Disadvantages include the fact that having classes held in the same building where I live means being subjected to the ringing of bells every hour. It's not the electronic beep we had in my high school either, but the old-school kind of bell that makes a really loud, shrill, vibrating, ringing sound. There's also the constant proximity to students, whom I think most assistants will admit to being afraid of in the beginning—you don't know how to interact with them, and you constantly feel you're being stared at. I work at a school that has a lot of students enrolled in post-high-school diploma programs, many of whom are around my age, so I always imagine that I kind of look like I could be a student but A) don't blend in well enough to get away with it, and B) don't really want to be mistaken for a student anyway. Plus, I always seem to be moving against the crowd when trying to enter or leave my building between classes. It's really awkward.

I also live some distance from the city center, where most of the bars and restaurants and stores are. It's not a great distance—a twenty or thirty minute walk, depending on where you're heading and how fast you go—but it's not necessarily the best place to walk at night in a city with a drinking problem, and the buses stop running early. Even the "night" buses finish around 10:30 during the week and 12:30 on weekends.

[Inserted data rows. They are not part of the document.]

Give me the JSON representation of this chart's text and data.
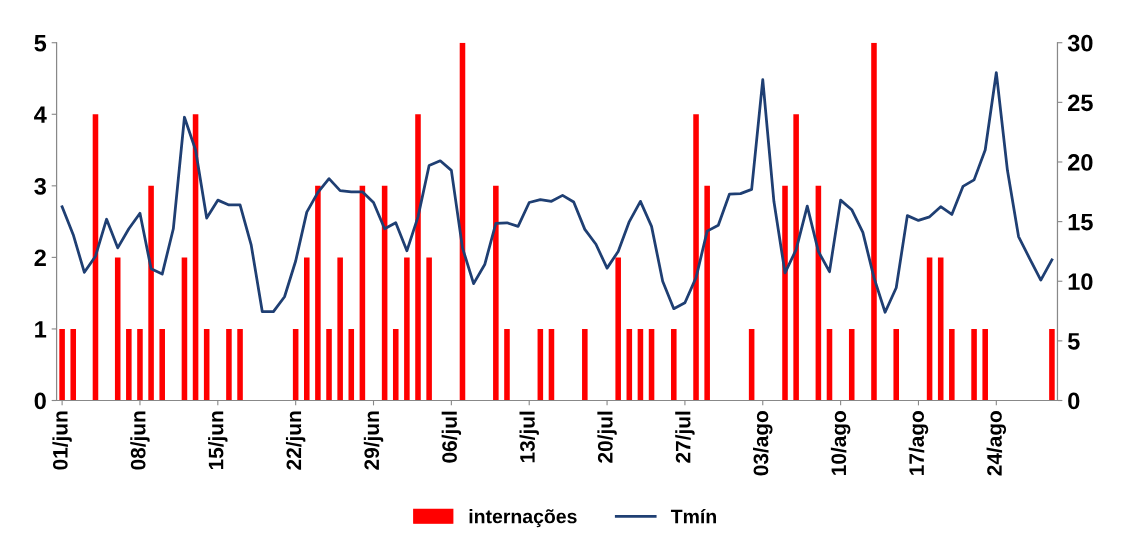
{
  "chart_data": {
    "type": "bar",
    "categories": [
      "01/jun",
      null,
      null,
      null,
      null,
      null,
      null,
      "08/jun",
      null,
      null,
      null,
      null,
      null,
      null,
      "15/jun",
      null,
      null,
      null,
      null,
      null,
      null,
      "22/jun",
      null,
      null,
      null,
      null,
      null,
      null,
      "29/jun",
      null,
      null,
      null,
      null,
      null,
      null,
      "06/jul",
      null,
      null,
      null,
      null,
      null,
      null,
      "13/jul",
      null,
      null,
      null,
      null,
      null,
      null,
      "20/jul",
      null,
      null,
      null,
      null,
      null,
      null,
      "27/jul",
      null,
      null,
      null,
      null,
      null,
      null,
      "03/ago",
      null,
      null,
      null,
      null,
      null,
      null,
      "10/ago",
      null,
      null,
      null,
      null,
      null,
      null,
      "17/ago",
      null,
      null,
      null,
      null,
      null,
      null,
      "24/ago",
      null,
      null,
      null,
      null,
      null
    ],
    "series": [
      {
        "name": "internações",
        "color": "#ff0000",
        "values": [
          1,
          1,
          0,
          4,
          0,
          2,
          1,
          1,
          3,
          1,
          0,
          2,
          4,
          1,
          0,
          1,
          1,
          0,
          0,
          0,
          0,
          1,
          2,
          3,
          1,
          2,
          1,
          3,
          0,
          3,
          1,
          2,
          4,
          2,
          0,
          0,
          5,
          0,
          0,
          3,
          1,
          0,
          0,
          1,
          1,
          0,
          0,
          1,
          0,
          0,
          2,
          1,
          1,
          1,
          0,
          1,
          0,
          4,
          3,
          0,
          0,
          0,
          1,
          0,
          0,
          3,
          4,
          0,
          3,
          1,
          0,
          1,
          0,
          5,
          0,
          1,
          0,
          0,
          2,
          2,
          1,
          0,
          1,
          1,
          0,
          0,
          0,
          0,
          0,
          1
        ]
      },
      {
        "name": "Tmín",
        "type": "line",
        "axis": "y2",
        "color": "#1f3f73",
        "values": [
          16.25,
          13.9,
          10.75,
          12.1,
          15.2,
          12.8,
          14.4,
          15.7,
          11.05,
          10.6,
          14.4,
          23.75,
          21.0,
          15.3,
          16.8,
          16.4,
          16.4,
          13.05,
          7.45,
          7.45,
          8.7,
          11.7,
          15.8,
          17.45,
          18.6,
          17.6,
          17.5,
          17.5,
          16.6,
          14.4,
          14.9,
          12.55,
          15.4,
          19.7,
          20.1,
          19.3,
          12.8,
          9.8,
          11.4,
          14.85,
          14.9,
          14.6,
          16.6,
          16.85,
          16.7,
          17.2,
          16.65,
          14.35,
          13.1,
          11.1,
          12.5,
          15.0,
          16.7,
          14.6,
          10.0,
          7.7,
          8.2,
          10.3,
          14.2,
          14.7,
          17.3,
          17.35,
          17.7,
          26.9,
          16.7,
          10.7,
          12.65,
          16.3,
          12.5,
          10.8,
          16.8,
          16.0,
          14.1,
          10.3,
          7.4,
          9.45,
          15.5,
          15.1,
          15.4,
          16.25,
          15.6,
          17.95,
          18.5,
          21.0,
          27.5,
          19.3,
          13.75,
          11.9,
          10.1,
          11.8
        ]
      }
    ],
    "ylim": [
      0,
      5
    ],
    "yticks": [
      0,
      1,
      2,
      3,
      4,
      5
    ],
    "y2lim": [
      0,
      30
    ],
    "y2ticks": [
      0,
      5,
      10,
      15,
      20,
      25,
      30
    ],
    "legend": "bottom",
    "grid": false
  }
}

I'm not as far away as some people are, and since three other assistants live in the cité and another lives in a flat up the street, I can often come and go with at least one other person. And it's certainly not as inconvenient for me as for the assistants whose schools are in the suburbs or in small towns in the outlying area, who have nothing to do nearby and no way of getting into the city or back without the buses. And then, it's me: I'm on my own a lot, I look after myself, and, as with anywhere else I've lived, I refuse to be afraid of my own city. I've already walked home alone several times—once even before the buses stopped running, because I'd miscalculated and would have had to wait longer at the bus stop than it was going to take me to just walk—but I'm not sure that I'd want to do that any later (or any drunker) than I already have. I'm quite proud to say that I've pretty much gone wherever I've wanted at pretty much whatever hour I've pleased since I was sixteen years old—I'm the girl who walks other girls home—but I do try not to go out of my way to be stupid about it.

Then there's the isolation that comes with living at a school anywhere. At night, it gets very quiet here, and on weekends, when most of the students who board during the week go home, the whole complex is eerily deserted. For the first few days I was here, none of the other assistants were yet, and then there were a few days when the English assistants at one of the other schools in the cité had moved in but we didn't know about each other yet—we met trying to find our way into the school where our orientation was to be held two weeks ago and only then realized we had all come from the same cite. I'm a person who likes to be alone, who sometimes even goes out of my way to be alone, but to feel that alone, like you're the only person around for hours or days at a time, is a little oppressive even for me. I'm glad all of the assistants are now here and, so far, getting along. More on that later!